= Ovum quality =

Ovum quality is the measure of the ability of an oocyte (the female gamete) to achieve successful fertilisation and develop into a viable embryo. The quality is determined by metabolic and chromosomal competency of the oocyte, which are susceptible to various factors which impact quality and thus reproductive success. This is of significance as an embryo's development is more heavily reliant on the oocyte in comparison to the sperm.

== Factors ==

=== Age ===
Advanced maternal age represents a significant consideration for ovum health, and is currently regarded as the largest risk factor underlying instances of aneuploidy in human populations. The mechanisms by which ovum health degenerates with age are incompletely understood. Extended meiotic arrest, a decline in mitochondrial function, and oxidative stress are key factors associated with ageing that are damaging to oocyte quality, identified in studies using both human and animal oocytes.

==== Meiotic arrest and loss of cohesion ====
The formation of human gametes involves two separation events, known distinctly as Meiosis I, in which paired homologous chromosomes are separated, and Meiosis II, in which sister chromatids are divided. Meiosis I is a slightly elongated process, during which homologous chromosomes align, pair, and recombine.

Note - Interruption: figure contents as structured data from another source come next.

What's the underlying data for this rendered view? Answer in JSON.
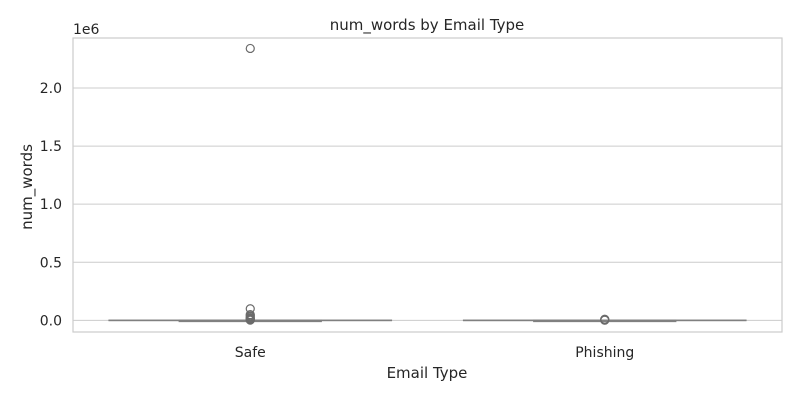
{
  "chart_data": {
    "type": "box",
    "title": "num_words by Email Type",
    "xlabel": "Email Type",
    "ylabel": "num_words",
    "y_offset_label": "1e6",
    "ylim": [
      -100000,
      2430000
    ],
    "yticks": [
      0,
      500000,
      1000000,
      1500000,
      2000000
    ],
    "ytick_labels": [
      "0.0",
      "0.5",
      "1.0",
      "1.5",
      "2.0"
    ],
    "grid": true,
    "categories": [
      "Safe",
      "Phishing"
    ],
    "boxes": [
      {
        "category": "Safe",
        "q1": 0,
        "median": 0,
        "q3": 0,
        "whisker_low": 0,
        "whisker_high": 0,
        "outliers": [
          2340000,
          100000,
          50000,
          40000,
          30000,
          20000,
          15000,
          10000,
          5000,
          2000
        ]
      },
      {
        "category": "Phishing",
        "q1": 0,
        "median": 0,
        "q3": 0,
        "whisker_low": 0,
        "whisker_high": 0,
        "outliers": [
          10000,
          6000,
          3000,
          1500
        ]
      }
    ],
    "colors": {
      "grid": "#cccccc",
      "frame": "#cccccc",
      "box": "#808080",
      "outlier_stroke": "#6b6b6b"
    }
  }
}
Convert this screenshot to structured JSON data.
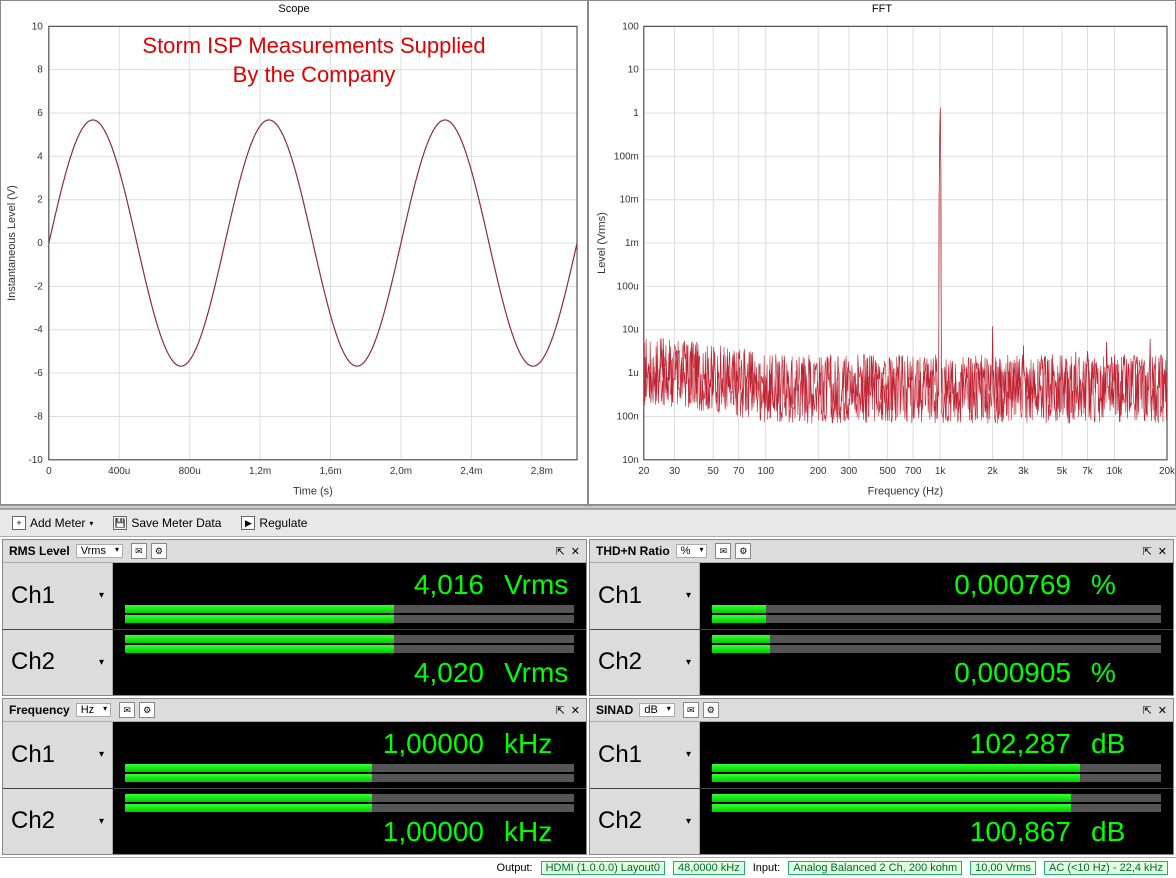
{
  "charts": {
    "scope": {
      "title": "Scope",
      "watermark_line1": "Storm ISP Measurements Supplied",
      "watermark_line2": "By the Company",
      "xlabel": "Time (s)",
      "ylabel": "Instantaneous Level (V)",
      "ylim": [
        -10,
        10
      ],
      "ytick_step": 2,
      "xticks": [
        "0",
        "400u",
        "800u",
        "1,2m",
        "1,6m",
        "2,0m",
        "2,4m",
        "2,8m"
      ],
      "xtick_vals": [
        0,
        0.0004,
        0.0008,
        0.0012,
        0.0016,
        0.002,
        0.0024,
        0.0028
      ],
      "xmax": 0.003,
      "line_color": "#8b2a4a",
      "sine": {
        "amplitude": 5.68,
        "frequency_hz": 1000
      },
      "bg": "#ffffff",
      "grid_color": "#dddddd"
    },
    "fft": {
      "title": "FFT",
      "xlabel": "Frequency (Hz)",
      "ylabel": "Level (Vrms)",
      "xlim": [
        20,
        20000
      ],
      "xticks": [
        20,
        30,
        50,
        70,
        100,
        200,
        300,
        500,
        700,
        "1k",
        "2k",
        "3k",
        "5k",
        "7k",
        "10k",
        "20k"
      ],
      "xtick_vals": [
        20,
        30,
        50,
        70,
        100,
        200,
        300,
        500,
        700,
        1000,
        2000,
        3000,
        5000,
        7000,
        10000,
        20000
      ],
      "yticks": [
        "10n",
        "100n",
        "1u",
        "10u",
        "100u",
        "1m",
        "10m",
        "100m",
        "1",
        "10",
        "100"
      ],
      "ytick_vals": [
        1e-08,
        1e-07,
        1e-06,
        1e-05,
        0.0001,
        0.001,
        0.01,
        0.1,
        1,
        10,
        100
      ],
      "ylim_log": [
        1e-08,
        100
      ],
      "colors": {
        "ch1": "#c02030",
        "ch2": "#2040c0"
      },
      "noise_floor_vrms": 3e-07,
      "peaks": [
        {
          "f": 1000,
          "v": 4.0
        },
        {
          "f": 2000,
          "v": 1.2e-05
        },
        {
          "f": 3000,
          "v": 8e-06
        },
        {
          "f": 4000,
          "v": 6e-06
        },
        {
          "f": 5000,
          "v": 1e-05
        },
        {
          "f": 6000,
          "v": 5e-06
        },
        {
          "f": 7000,
          "v": 7e-06
        },
        {
          "f": 8000,
          "v": 5e-06
        },
        {
          "f": 9000,
          "v": 6e-06
        },
        {
          "f": 10000,
          "v": 8e-06
        },
        {
          "f": 12000,
          "v": 6e-06
        },
        {
          "f": 14000,
          "v": 7e-06
        },
        {
          "f": 16000,
          "v": 8e-06
        },
        {
          "f": 18000,
          "v": 6e-06
        }
      ],
      "bg": "#ffffff"
    }
  },
  "toolbar": {
    "add_meter": "Add Meter",
    "save_meter": "Save Meter Data",
    "regulate": "Regulate"
  },
  "meters": [
    {
      "title": "RMS Level",
      "unit_select": "Vrms",
      "ch1": {
        "label": "Ch1",
        "value": "4,016",
        "unit": "Vrms",
        "bars": [
          0.6,
          0.6
        ]
      },
      "ch2": {
        "label": "Ch2",
        "value": "4,020",
        "unit": "Vrms",
        "bars": [
          0.6,
          0.6
        ]
      }
    },
    {
      "title": "THD+N Ratio",
      "unit_select": "%",
      "ch1": {
        "label": "Ch1",
        "value": "0,000769",
        "unit": "%",
        "bars": [
          0.12,
          0.12
        ]
      },
      "ch2": {
        "label": "Ch2",
        "value": "0,000905",
        "unit": "%",
        "bars": [
          0.13,
          0.13
        ]
      }
    },
    {
      "title": "Frequency",
      "unit_select": "Hz",
      "ch1": {
        "label": "Ch1",
        "value": "1,00000",
        "unit": "kHz",
        "bars": [
          0.55,
          0.55
        ]
      },
      "ch2": {
        "label": "Ch2",
        "value": "1,00000",
        "unit": "kHz",
        "bars": [
          0.55,
          0.55
        ]
      }
    },
    {
      "title": "SINAD",
      "unit_select": "dB",
      "ch1": {
        "label": "Ch1",
        "value": "102,287",
        "unit": "dB",
        "bars": [
          0.82,
          0.82
        ]
      },
      "ch2": {
        "label": "Ch2",
        "value": "100,867",
        "unit": "dB",
        "bars": [
          0.8,
          0.8
        ]
      }
    }
  ],
  "status": {
    "output_label": "Output:",
    "output_box1": "HDMI (1.0.0.0)  Layout0",
    "output_box2": "48,0000 kHz",
    "input_label": "Input:",
    "input_box1": "Analog Balanced 2 Ch, 200 kohm",
    "input_box2": "10,00 Vrms",
    "input_box3": "AC (<10 Hz) - 22,4 kHz"
  },
  "colors": {
    "meter_bg": "#000000",
    "meter_text": "#00ff00",
    "bar_bg": "#555555",
    "bar_fill": "#22dd22"
  }
}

While male gametes (sperm) are continuously produced throughout life, the female ovarian reserve is fully formed during early development. Oocytes (but not spermatocytes) then undergo a prolonged arrest at the end of diplotene, until meiosis resumes at the beginning of the menstrual cycle. It is during this prolonged arrest that age-dependent changes or deterioration may occur.

During the oocyte's prolonged arrest, chromosomes exist as bivalents. This means that homologous chromosomes have paired, and are being held together by chiasmata (the physical crossovers between chromosome arms). The cohesin complex, a ring like structure associated with sister chromatids, helps to hold them in close proximity, therefore generating sister chromatid cohesion. This cohesion is later broken by the enzyme separase, allowing the chiasmata to be broken and homologous chromosomes to segregate in a normal way.  Age-related degeneration of the inhibitors and regulators of separase, may lead to inappropriate and premature cohesin degradation before anaphase. As a result, homologous chromosomes may align independently on the meiotic spindle, risking aneuploidy that represents a key mechanism of reduced reproductive success.

==== Mitochondrial changes ====
As the most mitochondria-dense cells in the body, ova depend upon these organelles for early embryonic development, proliferation and their competence for fertilisation. Therefore, age-related changes to mitochondrial function naturally represent a significant influence on ovum quality and female fertility.

Specific changes that occur with age include a reduction in quantity of mitochondrial DNA, as well as an increase in mitochondrial DNA mutations. Animal studies have demonstrated these genetic abnormalities, in addition to physical changes in the mitochondria themselves and reduced ATP production. Further investigation is required to establish definitive evidence for decreasing developmental potential as a result of aging mitochondria, however the accumulation of mitochondrial abnormalities over time in the female ovum has been established, and appears linked in some way to declining ova health.

=== Obesity ===
Studies show that obesity affects the quality of the ovum. It is a disease which decreases the fertility of the female. This is mainly due to causing a disturbance to maternal hormonal levels. It is also possible for the uterus to have different levels of receptivity with regards to oocyte attachment, as a result of a disturbance to the function of the endometrium. Furthermore, ingesting higher levels of carbohydrates and increased levels of glucose in the diet has been related to a higher chance of infertility because of the ovary failing to release oocytes at ovulation. Obesity also has been linked to early miscarriages, deaths of the foetus, new-born or deaths where the baby is born dead and there is an increased chance of the babies having birth defects.

In the IVF procedure a hormone called gonadotropin (GnRH) is given to the female to stimulate the ovaries to release oocytes. In obese patients, their obesity negatively affects the ovaries responsiveness to this hormonal stimulant leading to doctors having to administrate an increased dose of the hormone and the duration of stimulation is increased. Less mature oocytes are harvested. Moreover, obesity leads to decreased pregnancy rates after IVF and a smaller chance of the oocyte implanting to the uterine wall. They also have an increased chance of the cycle being cancelled.

==== Damage from lipotoxicity ====
An overload of fatty acids in the body due to increased ingestion can lead to lipotoxicity. These extra fatty acids are not stored by the body and instead they circulate and damage the surrounding tissue. Levels of excess Fatty acids are higher in obese women. The fatty acid will damage other cells, except for the adipocytes, by producing more reactive oxygen species. This causes the cell to self-destruct (apoptosis).

=== Stress ===

==== Psychological stress ====
Psychological stress can contribute both directly and indirectly to decreased oocyte quality. Increased stress leads to an increased production and release of cortisol, a stress hormone, which directly inhibits the biosynthesis of estradiol in the ovary. A decrease in estradiol as well as oxidative stress leads to apoptosis of the granulosa cells off the oocyte which deteriorates oocyte quality.